I was fully released for activities at 6 weeks, but I think my body needed longer. Sitting at my desk at work was not fun and my stomach would swell nearly every day making pants uncomfortable. I didn’t really want to walk or hike or ski or do much on my horse so I honored my body by being “lazy” awhile longer. At about 3 months I was able to start increasing activity and I would say for me it was about 5 months before I felt so normal I didn’t even think about my surgery anymore.
My health has been awesome since my hysterectomy! No bleeding, no insane cramps, no canceling last minute because I can’t stand up or even think about driving. I have been waiting for 6 months to at least have a twinge of sadness that I have been rendered infertile but nothing. Nothing but sweet relief. Now that that part is over I am dealing with hormone issues (acne, headaches) that were presumably masked by birth control but for me this is a much better situation to be in.
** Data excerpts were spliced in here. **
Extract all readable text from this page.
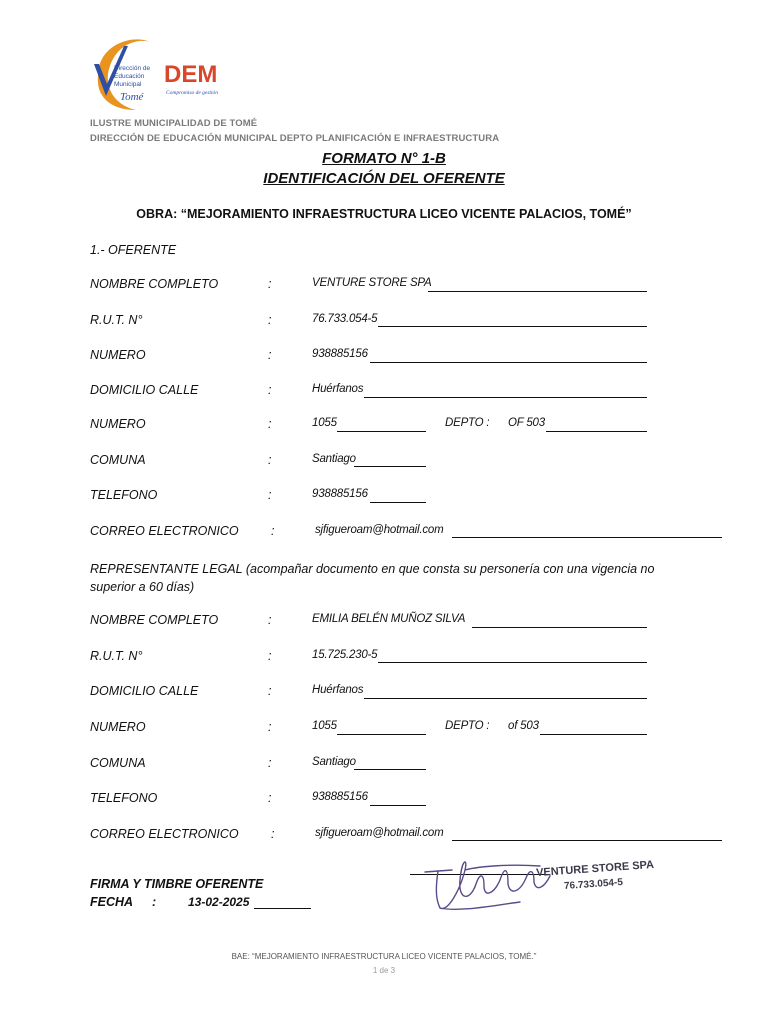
Dirección de
Educación
Municipal
Tomé
DEM
Compromiso de gestión
ILUSTRE MUNICIPALIDAD DE TOMÉ
DIRECCIÓN DE EDUCACIÓN MUNICIPAL DEPTO PLANIFICACIÓN E INFRAESTRUCTURA
FORMATO N° 1-B
IDENTIFICACIÓN DEL OFERENTE
OBRA: “MEJORAMIENTO INFRAESTRUCTURA LICEO VICENTE PALACIOS, TOMÉ”
1.- OFERENTE
NOMBRE COMPLETO	:	VENTURE STORE SPA
R.U.T. N°	:	76.733.054-5
NUMERO	:	938885156
DOMICILIO CALLE	:	Huérfanos
NUMERO	:	1055	DEPTO : OF 503
COMUNA	:	Santiago
TELEFONO	:	938885156
CORREO ELECTRONICO	:	sjfigueroam@hotmail.com
REPRESENTANTE LEGAL (acompañar documento en que consta su personería con una vigencia no superior a 60 días)
NOMBRE COMPLETO	:	EMILIA BELÉN MUÑOZ SILVA
R.U.T. N°	:	15.725.230-5
DOMICILIO CALLE	:	Huérfanos
NUMERO	:	1055	DEPTO : of 503
COMUNA	:	Santiago
TELEFONO	:	938885156
CORREO ELECTRONICO	:	sjfigueroam@hotmail.com
VENTURE STORE SPA
76.733.054-5
FIRMA Y TIMBRE OFERENTE
FECHA :	13-02-2025
BAE: “MEJORAMIENTO INFRAESTRUCTURA LICEO VICENTE PALACIOS, TOMÉ.”
1 de 3
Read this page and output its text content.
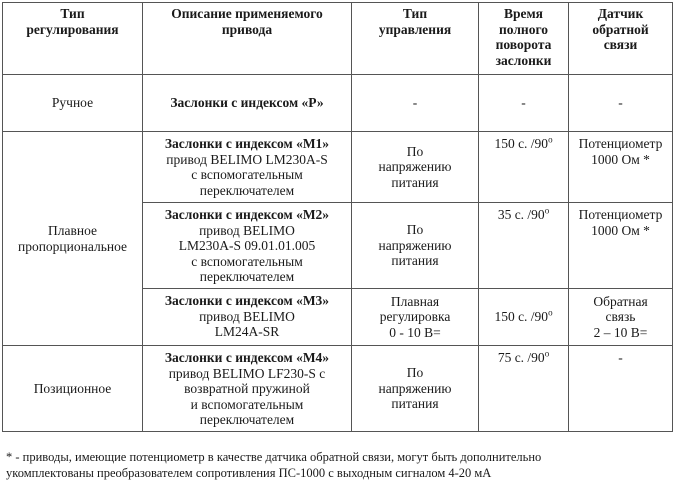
Тип
регулирования	Описание применяемого
привода	Тип
управления	Время
полного
поворота
заслонки	Датчик
обратной
связи

Ручное	Заслонки с индексом «Р»	-	-	-

Плавное
пропорциональное	Заслонки с индексом «М1»
привод BELIMO LM230A-S
с вспомогательным
переключателем	По
напряжению
питания	150 с. $/90^о$	Потенциометр
1000 Ом *

	Заслонки с индексом «М2»
привод BELIMO
LM230A-S 09.01.01.005
с вспомогательным
переключателем	По
напряжению
питания	35 с. $/90^о$	Потенциометр
1000 Ом *

	Заслонки с индексом «М3»
привод BELIMO
LM24A-SR	Плавная
регулировка
0 - 10 В=	150 с. $/90^о$	Обратная
связь
2 – 10 В=

Позиционное	Заслонки с индексом «М4»
привод BELIMO LF230-S с
возвратной пружиной
и вспомогательным
переключателем	По
напряжению
питания	75 с. $/90^о$	-
* - приводы, имеющие потенциометр в качестве датчика обратной связи, могут быть дополнительно
укомплектованы преобразователем сопротивления ПС-1000 с выходным сигналом 4-20 мА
I am so glad I had this surgery.
I am not much of one for advice except for realizing that everyone is different and you need to do what is right for yourself. Don’t get pressured into a hysterectomy if you don’t really want one. And if you have one, from my lessons learned box, try not to compare yourself to anyone else’s recovery. I know how hard this is, my problem was the people who were like – “I had surgery this morning and just ran a marathon this afternoon and I feel GREAT!” (/hyperbole) I am young and healthy and active and was upset my body wasn’t ready for that as quickly as others. Best of luck to anyone deciding, this site was invaluable for my recovery! I chose not to read anything in advance because I didn’t want to hear any horror stories to make me paranoid.